Nach dem Glompigen Donnerstag erreichte die Bildersammlung weitere Personen, unter anderem auch Peter Kienle, den Chef aller Ehinger Narren. Er versprach, sich zu kümmern, wenn das große närrische Tschinderassabumm vorbei sei und er den anschließenden Erholungsurlaub hinter sich habe. Nach Kienles Rückkehr passierte nicht viel, außer dass gestänkert wurde gegen die "Quertreiber" und Nestbeschmutzer, die den Vereinsfrieden störten. Jene, die glaubten, dieser braune Sumpf müsse trocken gelegt werden, legten das Material der Polizei und dem Staatsschutz vor, ohne einen Hinweis auf den Urheber zu geben.

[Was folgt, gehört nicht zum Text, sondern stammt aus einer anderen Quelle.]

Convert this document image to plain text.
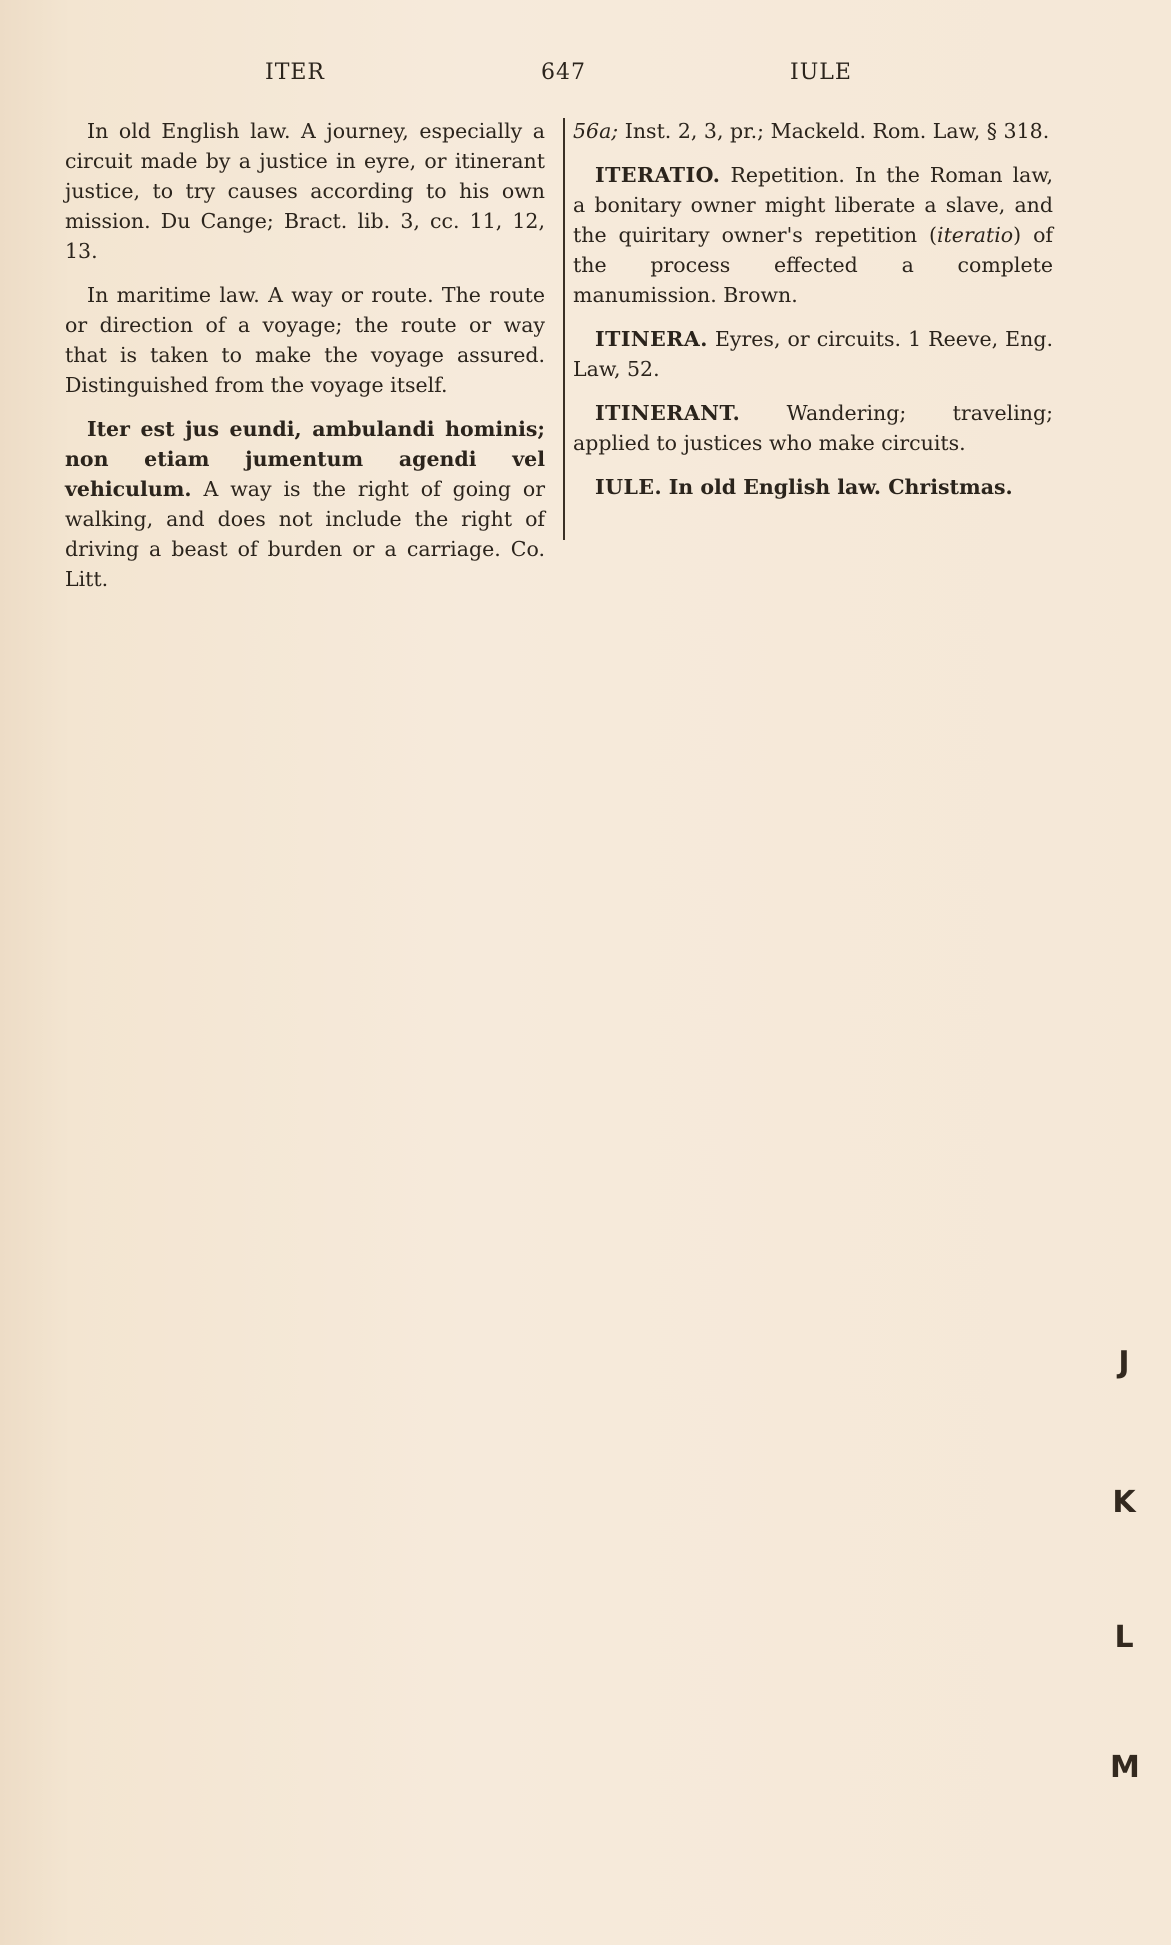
ITER	647	IULE

In old English law. A journey, especially a circuit made by a justice in eyre, or itinerant justice, to try causes according to his own mission. Du Cange; Bract. lib. 3, cc. 11, 12, 13.

In maritime law. A way or route. The route or direction of a voyage; the route or way that is taken to make the voyage assured. Distinguished from the voyage itself.

Iter est jus eundi, ambulandi hominis; non etiam jumentum agendi vel vehiculum. A way is the right of going or walking, and does not include the right of driving a beast of burden or a carriage. Co. Litt.

56a; Inst. 2, 3, pr.; Mackeld. Rom. Law, § 318.

ITERATIO. Repetition. In the Roman law, a bonitary owner might liberate a slave, and the quiritary owner's repetition (iteratio) of the process effected a complete manumission. Brown.

ITINERA. Eyres, or circuits. 1 Reeve, Eng. Law, 52.

ITINERANT. Wandering; traveling; applied to justices who make circuits.

IULE. In old English law. Christmas.

J
K
L
M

Aber schon das war der Mate-Truppe offenbar zu viel. Noch schlimmer aber war der Antrag von drei Mitgliedern, eine Debatte darüber zu führen, wie man im Verein künftig mit rechtsradikalen und verfassungsfeindlichen Umtrieben umgehen wolle und wie man die "Transparenz" verbessern könne. Die drei Mutigen, das waren der Sohn des Landrats, dem vorgeworfen wurde, er habe seinen Vater informiert, ein Grundschulrektor, dem angelastet wurde, er habe den obersten Spritzenmuck Kienle unterrichtet, und der Spross eines Klinikarztes, an dessen schneller Auffassungsgabe sich schon immer einige Narrenfreunde gerieben haben sollen.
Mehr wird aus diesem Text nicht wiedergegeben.